J'ai été au marché = j'y étais, sur place, s'est sans doute amalgammé avec "j'y suis allée" (j'ai fait le déplacement) En fait, une fois que "je suis allée", comme disait Lagardère (ou Nevers je crois) J'y suis !
"Dans une structure où il est employé en corrélation avec le présent, le passé composé marque l’antériorité par rapport à celui-ci" (Grammaire de Riegel et al.)
En effet, dans un récit au présent, dans un dialogue, une lettre.... le passé composé marque l'antériorité par rapport au présent pour des actions limitées (dont on connaît le début et la fin).
Il suffit alors de transposer la phrase dans un texte au passé pour se rendre compte que le verbe "être" n'est pas approprié :
"Je fus au marché et achetai de belles tomates" (ou alors il faudrait modifier la phrase : "Je fus au marché en un clin d'oeil et achetai de belles tomates."
En revanche, "J'allai au marché et achetai de belles tomates..." convient très bien.
Comme le signale entre autres le Robert, employer "être" au lieu d' "aller" est très courant au passé composé et au plus-que-parfait, quand le verbe est suivi d'un infinitif ou d'un complément de lieu :
J'ai été au marché.
J'ai été acheter des carottes.
Il avait été au marché.
Il avait été acheter des carottes.
On ne peut pas vraiment dire que cet emploi soit moins poli. Tout au plus familier, comme le qualifie le TLF en donnant des exemples d'écrivains fort estimables. Je ne pense pas qu'il y ait lieu de chercher à tout prix une nuance en se référant à un sens général du verbe être (qui multiplie d'ailleurs les sens divers dans ses très nombreux autres emplois).
Ce qu'il y a d'amusant, c'est qu'au passé simple, l'emploi d' "être" à la place d' "aller", loin d'être considéré comme impoli, est même qualifié de "littéraire" : "Lorsque j'appris que ma voisine avait une compagne, je fus la voir." (BERNARDIN DE SAINT-PIERRE) "Mais il ne tint que huit jours et il s'en fut, claquant les portes." (H. BAZIN)

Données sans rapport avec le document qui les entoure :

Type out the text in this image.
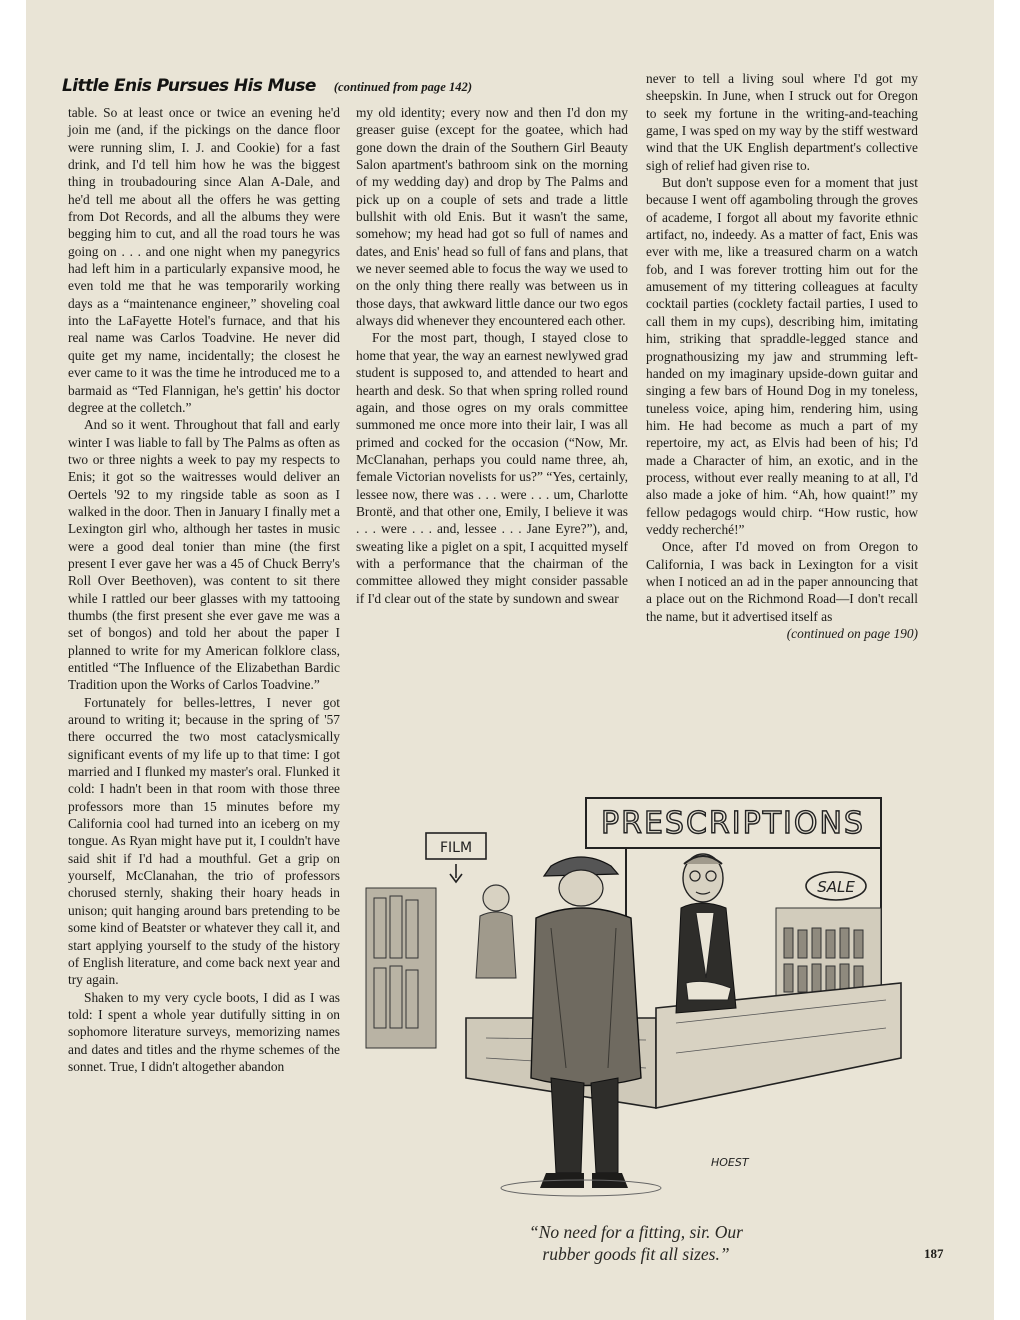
Little Enis Pursues His Muse (continued from page 142)

table. So at least once or twice an evening he'd join me (and, if the pickings on the dance floor were running slim, I. J. and Cookie) for a fast drink, and I'd tell him how he was the biggest thing in troubadouring since Alan A-Dale, and he'd tell me about all the offers he was getting from Dot Records, and all the albums they were begging him to cut, and all the road tours he was going on . . . and one night when my panegyrics had left him in a particularly expansive mood, he even told me that he was temporarily working days as a “maintenance engineer,” shoveling coal into the LaFayette Hotel's furnace, and that his real name was Carlos Toadvine. He never did quite get my name, incidentally; the closest he ever came to it was the time he introduced me to a barmaid as “Ted Flannigan, he's gettin' his doctor degree at the colletch.”

And so it went. Throughout that fall and early winter I was liable to fall by The Palms as often as two or three nights a week to pay my respects to Enis; it got so the waitresses would deliver an Oertels '92 to my ringside table as soon as I walked in the door. Then in January I finally met a Lexington girl who, although her tastes in music were a good deal tonier than mine (the first present I ever gave her was a 45 of Chuck Berry's Roll Over Beethoven), was content to sit there while I rattled our beer glasses with my tattooing thumbs (the first present she ever gave me was a set of bongos) and told her about the paper I planned to write for my American folklore class, entitled “The Influence of the Elizabethan Bardic Tradition upon the Works of Carlos Toadvine.”

Fortunately for belles-lettres, I never got around to writing it; because in the spring of '57 there occurred the two most cataclysmically significant events of my life up to that time: I got married and I flunked my master's oral. Flunked it cold: I hadn't been in that room with those three professors more than 15 minutes before my California cool had turned into an iceberg on my tongue. As Ryan might have put it, I couldn't have said shit if I'd had a mouthful. Get a grip on yourself, McClanahan, the trio of professors chorused sternly, shaking their hoary heads in unison; quit hanging around bars pretending to be some kind of Beatster or whatever they call it, and start applying yourself to the study of the history of English literature, and come back next year and try again.

Shaken to my very cycle boots, I did as I was told: I spent a whole year dutifully sitting in on sophomore literature surveys, memorizing names and dates and titles and the rhyme schemes of the sonnet. True, I didn't altogether abandon

my old identity; every now and then I'd don my greaser guise (except for the goatee, which had gone down the drain of the Southern Girl Beauty Salon apartment's bathroom sink on the morning of my wedding day) and drop by The Palms and pick up on a couple of sets and trade a little bullshit with old Enis. But it wasn't the same, somehow; my head had got so full of names and dates, and Enis' head so full of fans and plans, that we never seemed able to focus the way we used to on the only thing there really was between us in those days, that awkward little dance our two egos always did whenever they encountered each other.

For the most part, though, I stayed close to home that year, the way an earnest newlywed grad student is supposed to, and attended to heart and hearth and desk. So that when spring rolled round again, and those ogres on my orals committee summoned me once more into their lair, I was all primed and cocked for the occasion (“Now, Mr. McClanahan, perhaps you could name three, ah, female Victorian novelists for us?” “Yes, certainly, lessee now, there was . . . were . . . um, Charlotte Brontë, and that other one, Emily, I believe it was . . . were . . . and, lessee . . . Jane Eyre?”), and, sweating like a piglet on a spit, I acquitted myself with a performance that the chairman of the committee allowed they might consider passable if I'd clear out of the state by sundown and swear

never to tell a living soul where I'd got my sheepskin. In June, when I struck out for Oregon to seek my fortune in the writing-and-teaching game, I was sped on my way by the stiff westward wind that the UK English department's collective sigh of relief had given rise to.

But don't suppose even for a moment that just because I went off agamboling through the groves of academe, I forgot all about my favorite ethnic artifact, no, indeedy. As a matter of fact, Enis was ever with me, like a treasured charm on a watch fob, and I was forever trotting him out for the amusement of my tittering colleagues at faculty cocktail parties (cocklety factail parties, I used to call them in my cups), describing him, imitating him, striking that spraddle-legged stance and prognathousizing my jaw and strumming left-handed on my imaginary upside-down guitar and singing a few bars of Hound Dog in my toneless, tuneless voice, aping him, rendering him, using him. He had become as much a part of my repertoire, my act, as Elvis had been of his; I'd made a Character of him, an exotic, and in the process, without ever really meaning to at all, I'd also made a joke of him. “Ah, how quaint!” my fellow pedagogs would chirp. “How rustic, how veddy recherché!”

Once, after I'd moved on from Oregon to California, I was back in Lexington for a visit when I noticed an ad in the paper announcing that a place out on the Richmond Road—I don't recall the name, but it advertised itself as

(continued on page 190)
PRESCRIPTIONS
SALE
FILM
HOEST
“No need for a fitting, sir. Our
rubber goods fit all sizes.”	187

Dire ou écrire "je suis allé" suggère l'idée de déplacement : j'y suis allé, j'en suis revenu. Ce qui compte est l'acte de s'être déplacé de là vers ailleurs.
"J'ai été" donne au propos une autre nuance. Ce qui vaut ici, c'est le fait d'avoir été présent en un endroit, à un moment. L'acte est moins ponctuel.
Exemples bêtes : "Je suis allée chez ma grand-mère lui apporter une galette et un petit pot de beurre."
"J'ai été à la guerre." ; "J'ai été plusieurs fois chez cette personne depuis que je la connais" ; "Je suis allée chez lui plusieurs fois mais il était toujours absent."
Ainsi, pour le marché et l'achat des carottes dont il était question plus haut, j'aurais de préférence écrit "Je suis allée au marché..."
Je ne sais pas si quelqu'un saisit ce que j'essaie de dire... ;-)
La police m'a demandé si je suis allé au marché le matin du crime.
La police m'a demandé si j'ai été au marché le matin du crime.
En réponse à la police
- NON.
- OUI!
Comment cela?
Je suis allé au marché la veille et j'y suis resté.
Les deux verbes ne comportent pas du tout le même sens dans ce cas, et, a fortiori dans l'example donné.
Pour JSC : attention au temps du verbe. Vu l'emploi très courant (et correct, en dépit du sens premier du verbe) de "être" au sens d' "aller" au passé composé et avec un complément de lieu, le locuteur moyen comprendra presque automatiquement la seconde phrase comme une demande à propos d'un déplacement :
"La police m'a demandé si j'ai été au marché le matin du crime."
NON... Car c'est hier que je m'y suis rendu, que j'y suis allé, que j'y ai été.
Mais employé à l'imparfait, le verbe "être", toujours pour le locuteur moyen, retrouvera forcément sa valeur de "présence dans un lieu".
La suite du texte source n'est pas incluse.